Nouvelle Citroën 2CV électrique : Stellantis vise un prix choc sous 15.000 euros dès 2028

La Revue TechAutomobileNouvelle Citroën 2CV électrique : Stellantis vise un prix choc sous 15.000...
4.3/5 - (9 votes)

Stellantis prépare une offensive sur les petites voitures électriques, avec une promesse simple, un prix d’appel sous 15.000 euros et un calendrier posé sur la table, la production annoncée à partir de 2028. Dans les coulisses, un nom revient avec insistance, la Citroën 2 CV, icône populaire que le groupe voudrait moderniser sans trahir l’idée de départ, une auto légère, simple, faite pour rouler au quotidien.

Le groupe n’a pas officiellement confirmé le modèle exact, mais il a annoncé le lancement d’une nouvelle génération de e-cars destinées au marché européen, et plusieurs informations convergent vers un projet Citroën. Le symbole est fort, mais la bataille est surtout industrielle, il faut produire en Europe, tenir un prix bas malgré le coût des batteries, et répondre à une concurrence qui a déjà pris de l’avance sur l’entrée de gamme.
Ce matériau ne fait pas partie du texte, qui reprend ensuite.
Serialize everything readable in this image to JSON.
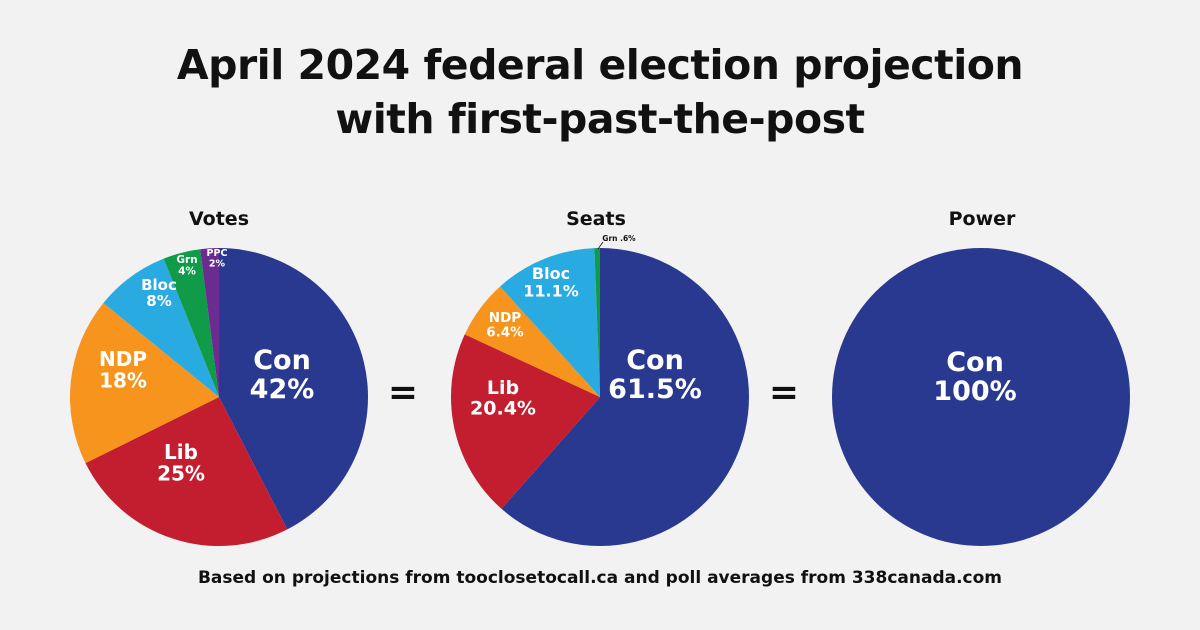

Stellantis vise 2028 pour une e-car sous 15.000 euros

Le point dur, c’est le prix. Une voiture électrique à moins de 15.000 euros en Europe, ce n’est pas juste une annonce, c’est une équation à plusieurs inconnues, coût de production, batterie, logistique, marge, fiscalité. Stellantis dit viser une nouvelle génération de petites e-cars et place clairement le curseur sur l’accessibilité, avec l’idée d’une mobilité plus large que celle des modèles compacts devenus chers.
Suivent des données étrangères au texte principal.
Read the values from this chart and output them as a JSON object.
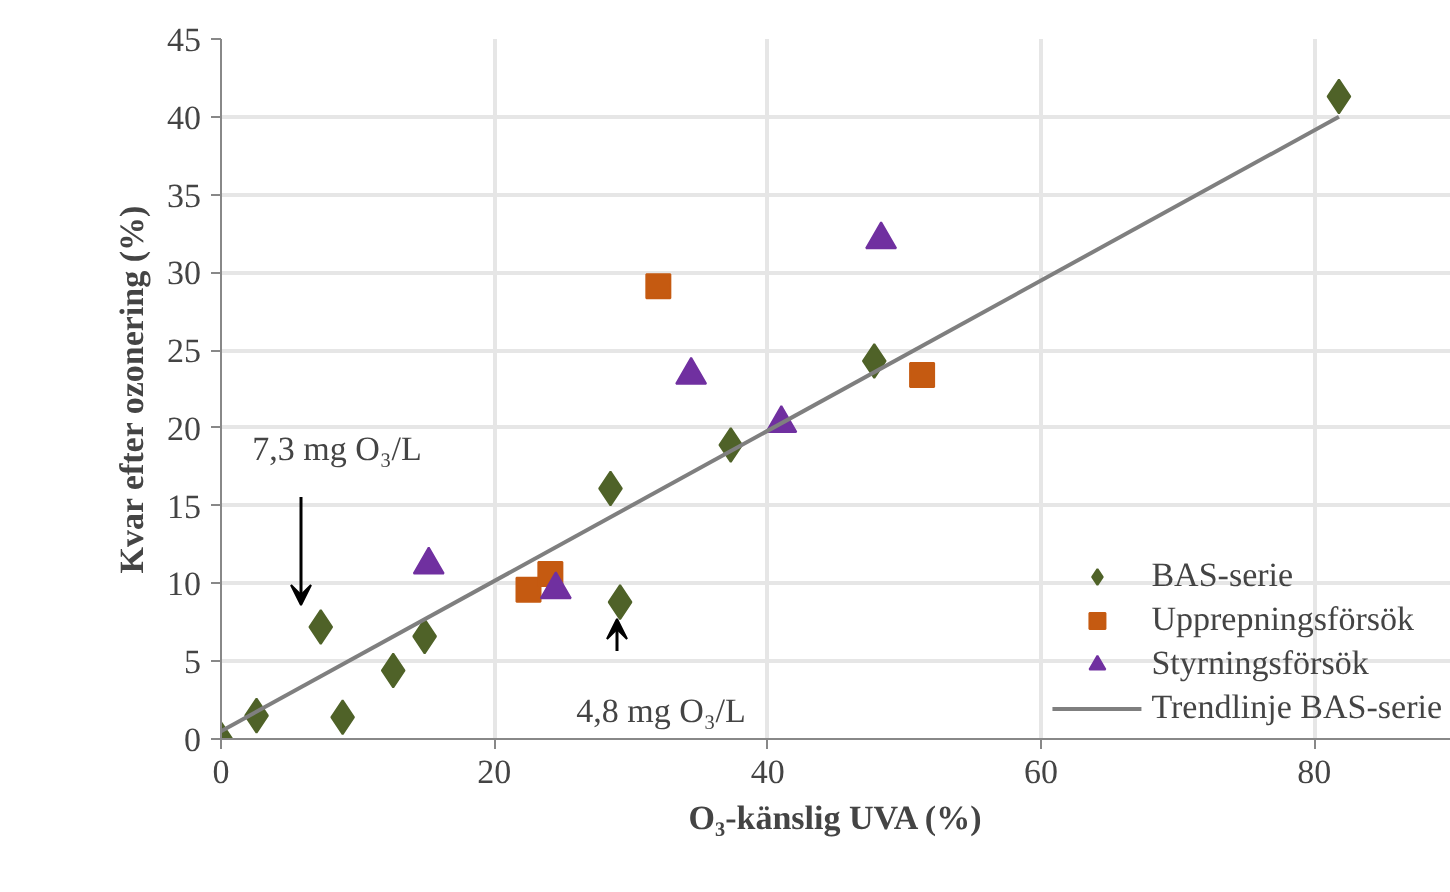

Dans les discussions autour de ce segment, un levier revient souvent, les dispositifs d’aides et les remises commerciales. Sur le papier, cela permet d’afficher un prix à partir de très agressif, mais ça dépend du pays, du niveau d’aide, et des règles qui changent vite. Si tu comptes sur un bonus pour tenir l’objectif, tu joues avec une variable politique, et ça, pour un plan produit prévu pour 2028, c’est une vraie zone de risque.

Le groupe veut aussi revenir sur un segment presque abandonné par beaucoup d’Européens, celui des mini-citadines. Pendant des années, les constructeurs ont privilégié des modèles plus grands, plus rentables, et ont laissé filer le bas de gamme. Résultat, le neuf pas cher s’est raréfié, et l’électrique a accéléré ce phénomène. Là, Stellantis tente l’inverse, refaire du volume avec des autos plus petites, plus simples.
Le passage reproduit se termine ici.